If payments are the engine that is powering digital transformation, then payment orchestration is how global enterprises can keep that engine running at peak performance. The widespread adoption of payment orchestration platforms across many industries is what we view as the most impactful development on the horizon for the payments space. As discussed in a previous PYMNTS article, it could even help companies recover faster from the current crisis.
What is payment orchestration? And why is it so critical to a modern payments ecosystem? Put simply, payment orchestration is the act of unifying all components of a transaction under a single control layer, enabling end-to-end management and automation of payments processing. For cross-border merchants, this means integrating the right mix of regional and global payment partners (PSPs, acquiring banks) to facilitate intelligent transaction routing, optimize acceptance rates and minimize cost. It also means automating back-end processes like settlement, reconciliation and voucher management.

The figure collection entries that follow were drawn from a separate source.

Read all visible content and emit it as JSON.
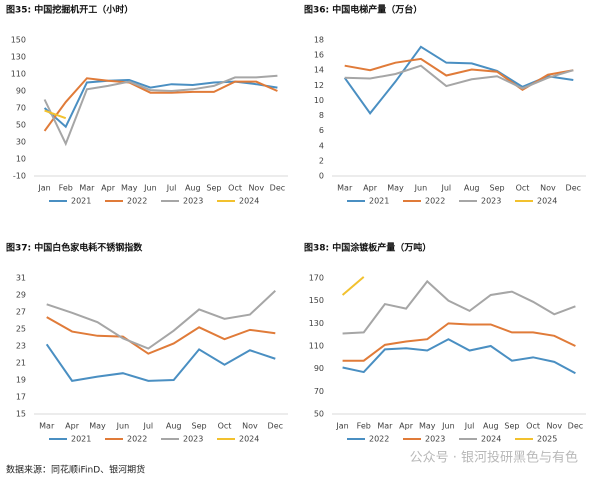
{
  "chart_data": [
    {
      "type": "line",
      "title": "图35:  中国挖掘机开工（小时）",
      "categories": [
        "Jan",
        "Feb",
        "Mar",
        "Apr",
        "May",
        "Jun",
        "Jul",
        "Aug",
        "Sep",
        "Oct",
        "Nov",
        "Dec"
      ],
      "ylim": [
        -10,
        150
      ],
      "yticks": [
        -10,
        10,
        30,
        50,
        70,
        90,
        110,
        130,
        150
      ],
      "series": [
        {
          "name": "2021",
          "color": "#4a8fc2",
          "values": [
            70,
            48,
            100,
            102,
            103,
            94,
            98,
            97,
            100,
            101,
            98,
            94
          ]
        },
        {
          "name": "2022",
          "color": "#e07b39",
          "values": [
            43,
            77,
            105,
            102,
            100,
            88,
            88,
            89,
            89,
            101,
            101,
            90
          ]
        },
        {
          "name": "2023",
          "color": "#a6a6a6",
          "values": [
            80,
            28,
            92,
            96,
            101,
            91,
            90,
            92,
            96,
            106,
            106,
            108
          ]
        },
        {
          "name": "2024",
          "color": "#f2c12e",
          "values": [
            67,
            58,
            null,
            null,
            null,
            null,
            null,
            null,
            null,
            null,
            null,
            null
          ]
        }
      ]
    },
    {
      "type": "line",
      "title": "图36:  中国电梯产量（万台）",
      "categories": [
        "Mar",
        "Apr",
        "May",
        "Jun",
        "Jul",
        "Aug",
        "Sep",
        "Oct",
        "Nov",
        "Dec"
      ],
      "ylim": [
        0,
        18
      ],
      "yticks": [
        0,
        2,
        4,
        6,
        8,
        10,
        12,
        14,
        16,
        18
      ],
      "series": [
        {
          "name": "2021",
          "color": "#4a8fc2",
          "values": [
            13,
            8.3,
            12.5,
            17.1,
            15,
            14.9,
            13.9,
            11.8,
            13.2,
            12.7
          ]
        },
        {
          "name": "2022",
          "color": "#e07b39",
          "values": [
            14.6,
            14,
            15,
            15.5,
            13.3,
            14.1,
            13.8,
            11.4,
            13.4,
            14
          ]
        },
        {
          "name": "2023",
          "color": "#a6a6a6",
          "values": [
            13,
            12.9,
            13.5,
            14.6,
            11.9,
            12.8,
            13.2,
            11.6,
            13,
            14
          ]
        },
        {
          "name": "2024",
          "color": "#f2c12e",
          "values": [
            null,
            null,
            null,
            null,
            null,
            null,
            null,
            null,
            null,
            null
          ]
        }
      ]
    },
    {
      "type": "line",
      "title": "图37:  中国白色家电耗不锈钢指数",
      "categories": [
        "Mar",
        "Apr",
        "May",
        "Jun",
        "Jul",
        "Aug",
        "Sep",
        "Oct",
        "Nov",
        "Dec"
      ],
      "ylim": [
        15,
        31
      ],
      "yticks": [
        15,
        17,
        19,
        21,
        23,
        25,
        27,
        29,
        31
      ],
      "series": [
        {
          "name": "2021",
          "color": "#4a8fc2",
          "values": [
            23.2,
            18.9,
            19.4,
            19.8,
            18.9,
            19,
            22.6,
            20.8,
            22.5,
            21.5
          ]
        },
        {
          "name": "2022",
          "color": "#e07b39",
          "values": [
            26.4,
            24.7,
            24.2,
            24.1,
            22.1,
            23.3,
            25.2,
            23.8,
            24.9,
            24.5
          ]
        },
        {
          "name": "2023",
          "color": "#a6a6a6",
          "values": [
            27.9,
            26.9,
            25.8,
            23.9,
            22.7,
            24.8,
            27.3,
            26.2,
            26.7,
            29.5
          ]
        },
        {
          "name": "2024",
          "color": "#f2c12e",
          "values": [
            null,
            null,
            null,
            null,
            null,
            null,
            null,
            null,
            null,
            null
          ]
        }
      ]
    },
    {
      "type": "line",
      "title": "图38:  中国涂镀板产量（万吨）",
      "categories": [
        "Jan",
        "Feb",
        "Mar",
        "Apr",
        "May",
        "Jun",
        "Jul",
        "Aug",
        "Sep",
        "Oct",
        "Nov",
        "Dec"
      ],
      "ylim": [
        50,
        170
      ],
      "yticks": [
        50,
        70,
        90,
        110,
        130,
        150,
        170
      ],
      "series": [
        {
          "name": "2022",
          "color": "#4a8fc2",
          "values": [
            91,
            87,
            107,
            108,
            106,
            116,
            106,
            110,
            97,
            100,
            96,
            86
          ]
        },
        {
          "name": "2023",
          "color": "#e07b39",
          "values": [
            97,
            97,
            111,
            114,
            116,
            130,
            129,
            129,
            122,
            122,
            119,
            110
          ]
        },
        {
          "name": "2024",
          "color": "#a6a6a6",
          "values": [
            121,
            122,
            147,
            143,
            167,
            150,
            141,
            155,
            158,
            149,
            138,
            145
          ]
        },
        {
          "name": "2025",
          "color": "#f2c12e",
          "values": [
            155,
            171,
            null,
            null,
            null,
            null,
            null,
            null,
            null,
            null,
            null,
            null
          ]
        }
      ]
    }
  ],
  "source": "数据来源：同花顺iFinD、银河期货",
  "watermark": "公众号 · 银河投研黑色与有色"
}
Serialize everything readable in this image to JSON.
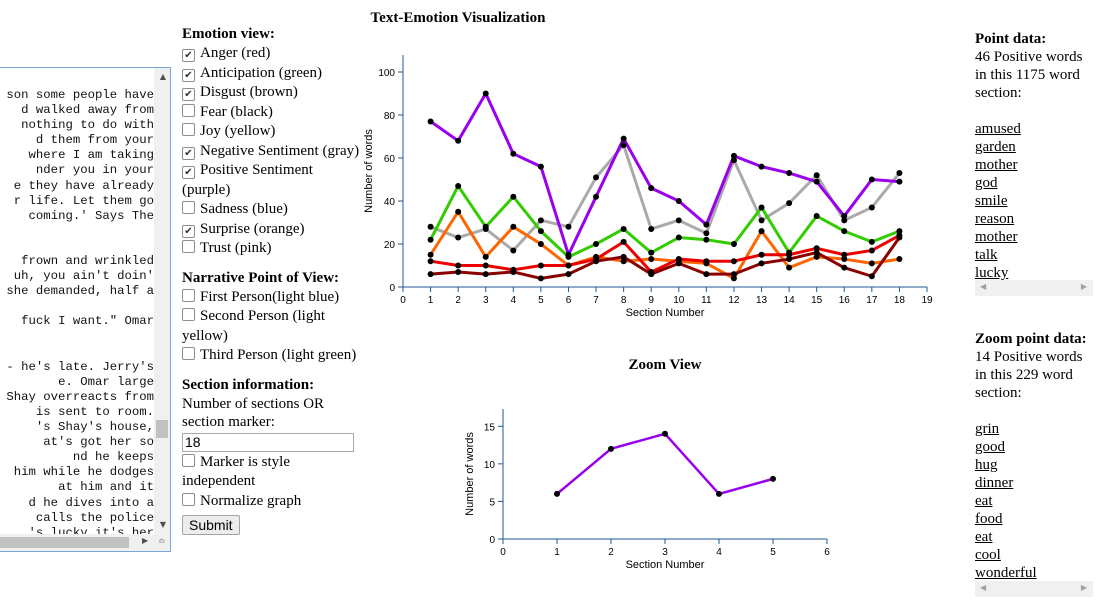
{
  "text_lines": [
    "son some people have",
    "d walked away from",
    "nothing to do with",
    "d them from your",
    " where I am taking",
    "nder you in your",
    "e they have already",
    "r life. Let them go",
    " coming.' Says The",
    "",
    "",
    "frown and wrinkled",
    " uh, you ain't doin'",
    "she demanded, half a",
    "",
    "fuck I want.\" Omar",
    "",
    "",
    "- he's late. Jerry's",
    "e. Omar large",
    "Shay overreacts from",
    " is sent to room.",
    "'s Shay's house,",
    "at's got her so",
    "nd he keeps",
    " him while he dodges",
    " at him and it",
    "d he dives into a",
    " calls the police",
    "'s lucky it's her"
  ],
  "controls": {
    "emotion_heading": "Emotion view:",
    "emotions": [
      {
        "label": "Anger (red)",
        "checked": true
      },
      {
        "label": "Anticipation (green)",
        "checked": true
      },
      {
        "label": "Disgust (brown)",
        "checked": true
      },
      {
        "label": "Fear (black)",
        "checked": false
      },
      {
        "label": "Joy (yellow)",
        "checked": false
      },
      {
        "label": "Negative Sentiment (gray)",
        "checked": true
      },
      {
        "label": "Positive Sentiment (purple)",
        "checked": true
      },
      {
        "label": "Sadness (blue)",
        "checked": false
      },
      {
        "label": "Surprise (orange)",
        "checked": true
      },
      {
        "label": "Trust (pink)",
        "checked": false
      }
    ],
    "pov_heading": "Narrative Point of View:",
    "pov": [
      {
        "label": "First Person(light blue)",
        "checked": false
      },
      {
        "label": "Second Person (light yellow)",
        "checked": false
      },
      {
        "label": "Third Person (light green)",
        "checked": false
      }
    ],
    "section_heading": "Section information:",
    "section_prompt": "Number of sections OR section marker:",
    "section_value": "18",
    "marker_label": "Marker is style independent",
    "marker_checked": false,
    "normalize_label": "Normalize graph",
    "normalize_checked": false,
    "submit_label": "Submit"
  },
  "point_panel": {
    "heading": "Point data:",
    "summary": "46 Positive words in this 1175 word section:",
    "words": [
      "amused",
      "garden",
      "mother",
      "god",
      "smile",
      "reason",
      "mother",
      "talk",
      "lucky"
    ]
  },
  "zoom_panel": {
    "heading": "Zoom point data:",
    "summary": "14 Positive words in this 229 word section:",
    "words": [
      "grin",
      "good",
      "hug",
      "dinner",
      "eat",
      "food",
      "eat",
      "cool",
      "wonderful"
    ]
  },
  "chart_data": [
    {
      "type": "line",
      "title": "Text-Emotion Visualization",
      "xlabel": "Section Number",
      "ylabel": "Number of words",
      "xlim": [
        0,
        19
      ],
      "ylim": [
        0,
        100
      ],
      "xticks": [
        0,
        1,
        2,
        3,
        4,
        5,
        6,
        7,
        8,
        9,
        10,
        11,
        12,
        13,
        14,
        15,
        16,
        17,
        18,
        19
      ],
      "yticks": [
        0,
        20,
        40,
        60,
        80,
        100
      ],
      "x": [
        1,
        2,
        3,
        4,
        5,
        6,
        7,
        8,
        9,
        10,
        11,
        12,
        13,
        14,
        15,
        16,
        17,
        18
      ],
      "series": [
        {
          "color": "#aaaaaa",
          "values": [
            28,
            23,
            27,
            17,
            31,
            28,
            51,
            66,
            27,
            31,
            25,
            59,
            31,
            39,
            52,
            31,
            37,
            53
          ]
        },
        {
          "color": "#33cc00",
          "values": [
            22,
            47,
            28,
            42,
            26,
            14,
            20,
            27,
            16,
            23,
            22,
            20,
            37,
            16,
            33,
            26,
            21,
            26
          ]
        },
        {
          "color": "#ff6600",
          "values": [
            15,
            35,
            14,
            28,
            20,
            10,
            14,
            12,
            13,
            12,
            11,
            4,
            26,
            9,
            14,
            13,
            11,
            13
          ]
        },
        {
          "color": "#ee0000",
          "values": [
            12,
            10,
            10,
            8,
            10,
            10,
            13,
            21,
            7,
            13,
            12,
            12,
            15,
            15,
            18,
            15,
            17,
            24
          ]
        },
        {
          "color": "#8b0000",
          "values": [
            6,
            7,
            6,
            7,
            4,
            6,
            12,
            14,
            6,
            11,
            6,
            6,
            11,
            13,
            16,
            9,
            5,
            23
          ]
        },
        {
          "color": "#9900ee",
          "values": [
            77,
            68,
            90,
            62,
            56,
            15,
            42,
            69,
            46,
            40,
            29,
            61,
            56,
            53,
            49,
            33,
            50,
            49
          ]
        }
      ]
    },
    {
      "type": "line",
      "title": "Zoom View",
      "xlabel": "Section Number",
      "ylabel": "Number of words",
      "xlim": [
        0,
        6
      ],
      "ylim": [
        0,
        16.5
      ],
      "xticks": [
        0,
        1,
        2,
        3,
        4,
        5,
        6
      ],
      "yticks": [
        0,
        5,
        10,
        15
      ],
      "x": [
        1,
        2,
        3,
        4,
        5
      ],
      "series": [
        {
          "color": "#9900ee",
          "values": [
            6,
            12,
            14,
            6,
            8
          ]
        }
      ]
    }
  ]
}
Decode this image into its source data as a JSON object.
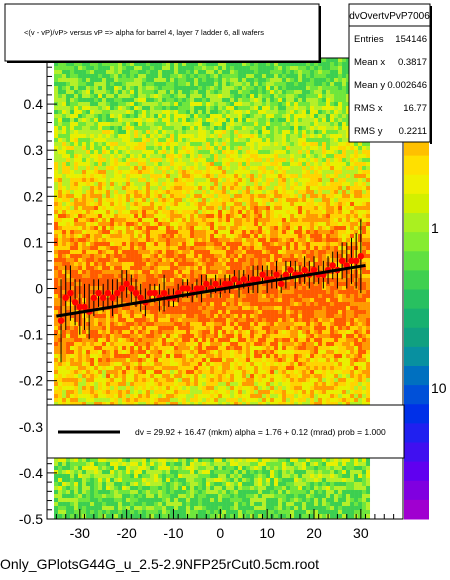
{
  "window": {
    "file_caption": "Only_GPlotsG44G_u_2.5-2.9NFP25rCut0.5cm.root"
  },
  "title_box": {
    "text": "<(v - vP)/vP> versus   vP => alpha for barrel 4, layer 7 ladder 6, all wafers"
  },
  "stats_box": {
    "name": "dvOvertvPvP7006",
    "rows": [
      {
        "label": "Entries",
        "value": "154146"
      },
      {
        "label": "Mean x",
        "value": "0.3817"
      },
      {
        "label": "Mean y",
        "value": "0.002646"
      },
      {
        "label": "RMS x",
        "value": "16.77"
      },
      {
        "label": "RMS y",
        "value": "0.2211"
      }
    ]
  },
  "fit_legend": {
    "text": "dv =   29.92 +  16.47 (mkm) alpha =    1.76 +   0.12 (mrad) prob =  1.000"
  },
  "colors": {
    "fit_line": "#000000",
    "profile_markers": "#ff0000",
    "heatmap_low": "#33dd33",
    "heatmap_mid": "#ffee00",
    "heatmap_high": "#ff4400"
  },
  "chart_data": {
    "type": "heatmap",
    "title": "<(v - vP)/vP> versus   vP => alpha for barrel 4, layer 7 ladder 6, all wafers",
    "xlabel": "",
    "ylabel": "",
    "xlim": [
      -37,
      39
    ],
    "ylim": [
      -0.5,
      0.5
    ],
    "x_ticks": [
      "-30",
      "-20",
      "-10",
      "0",
      "10",
      "20",
      "30"
    ],
    "y_ticks": [
      "-0.5",
      "-0.4",
      "-0.3",
      "-0.2",
      "-0.1",
      "0",
      "0.1",
      "0.2",
      "0.3",
      "0.4"
    ],
    "color_scale": {
      "type": "log",
      "tick_labels": [
        "1",
        "10"
      ]
    },
    "grid": false,
    "fit_line": {
      "x1": -35,
      "y1": -0.06,
      "x2": 31,
      "y2": 0.05
    },
    "profile_series": {
      "name": "",
      "x": [
        -34,
        -33,
        -32,
        -31,
        -30,
        -29,
        -28,
        -27,
        -26,
        -25,
        -24,
        -23,
        -22,
        -21,
        -20,
        -19,
        -18,
        -17,
        -16,
        -15,
        -14,
        -13,
        -12,
        -11,
        -10,
        -9,
        -8,
        -7,
        -6,
        -5,
        -4,
        -3,
        -2,
        -1,
        0,
        1,
        2,
        3,
        4,
        5,
        6,
        7,
        8,
        9,
        10,
        11,
        12,
        13,
        14,
        15,
        16,
        17,
        18,
        19,
        20,
        21,
        22,
        23,
        24,
        25,
        26,
        27,
        28,
        29,
        30
      ],
      "y": [
        -0.07,
        -0.02,
        -0.01,
        -0.03,
        -0.04,
        -0.04,
        -0.05,
        -0.02,
        -0.01,
        -0.02,
        -0.01,
        -0.02,
        -0.01,
        0.0,
        0.01,
        0.0,
        -0.01,
        -0.02,
        -0.03,
        -0.01,
        -0.01,
        -0.02,
        -0.01,
        -0.02,
        -0.02,
        -0.01,
        0.0,
        0.0,
        -0.01,
        0.0,
        0.0,
        0.01,
        0.0,
        0.01,
        0.0,
        0.01,
        0.01,
        0.02,
        0.01,
        0.02,
        0.01,
        0.02,
        0.02,
        0.03,
        0.02,
        0.02,
        0.03,
        0.01,
        0.03,
        0.04,
        0.03,
        0.03,
        0.04,
        0.03,
        0.04,
        0.03,
        0.03,
        0.04,
        0.05,
        0.04,
        0.06,
        0.05,
        0.06,
        0.06,
        0.07
      ],
      "err": [
        0.09,
        0.07,
        0.06,
        0.05,
        0.06,
        0.05,
        0.06,
        0.04,
        0.03,
        0.03,
        0.03,
        0.04,
        0.03,
        0.04,
        0.03,
        0.03,
        0.03,
        0.03,
        0.03,
        0.02,
        0.02,
        0.03,
        0.04,
        0.02,
        0.02,
        0.02,
        0.02,
        0.02,
        0.02,
        0.02,
        0.03,
        0.02,
        0.02,
        0.02,
        0.02,
        0.02,
        0.02,
        0.02,
        0.03,
        0.02,
        0.02,
        0.03,
        0.03,
        0.02,
        0.03,
        0.02,
        0.03,
        0.02,
        0.03,
        0.02,
        0.03,
        0.02,
        0.03,
        0.03,
        0.03,
        0.02,
        0.03,
        0.03,
        0.03,
        0.04,
        0.04,
        0.05,
        0.05,
        0.06,
        0.08
      ]
    }
  }
}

But perhaps the most critical aspect of payment orchestration is its ability to improve the consumer journey at every touchpoint. By simplifying the payment process with features like embedded checkout, integrated biometric validation and less intrusive fraud rules, a payment orchestration platform can remove many of the roadblocks consumers encounter before completing a transaction. And by offering them a flexible and dynamic choice of payment method, payment orchestration platforms also help meet customer expectations and maximize conversions.
Payment orchestration also improves overall payment ecosystem resilience. By connecting to multiple PSPs/acquirers, there’s a failover process for transactions. If a payment fails, the system automatically reroutes it to a second or third alternative route to secure a higher transaction success rate. That reduces per-payment costs to the merchant and maximizes sales. It also satisfies the customer, who was able to complete their transaction using their preferred payment method without a decline or refusal that was out of their control.
This combination of acceptance maximization and cost reduction makes payment orchestration a high-ROI proposition. The automation of back-office functions further enhances the value of this solution. As a result, digital payment costs can be reduced by upwards of 20 percent, again depending on the individual merchant’s existing circumstances. So not only does adopting payment orchestration make sense for companies planning for the future of digital payments, but it also has a real, immediate bottom-line impact as well.
But unlike other initiatives that provide a temporary boost in profitability or revenue generation, payment orchestration allows companies to prepare for and adapt to whatever the payments landscape might present. Payment orchestration is futureproofed, enabling a scalable, resilient and cost-effective solution to end-to-end payment processing, providing a fast time to market for new payment methods and platforms as they become more relevant to a company’s customer base or target market. It’s flexible enough to integrate new acquirers or back-end processes as they become necessary. And it provides the cohesion and simplicity consumers demand from their payments experience – and is critical for commercial success.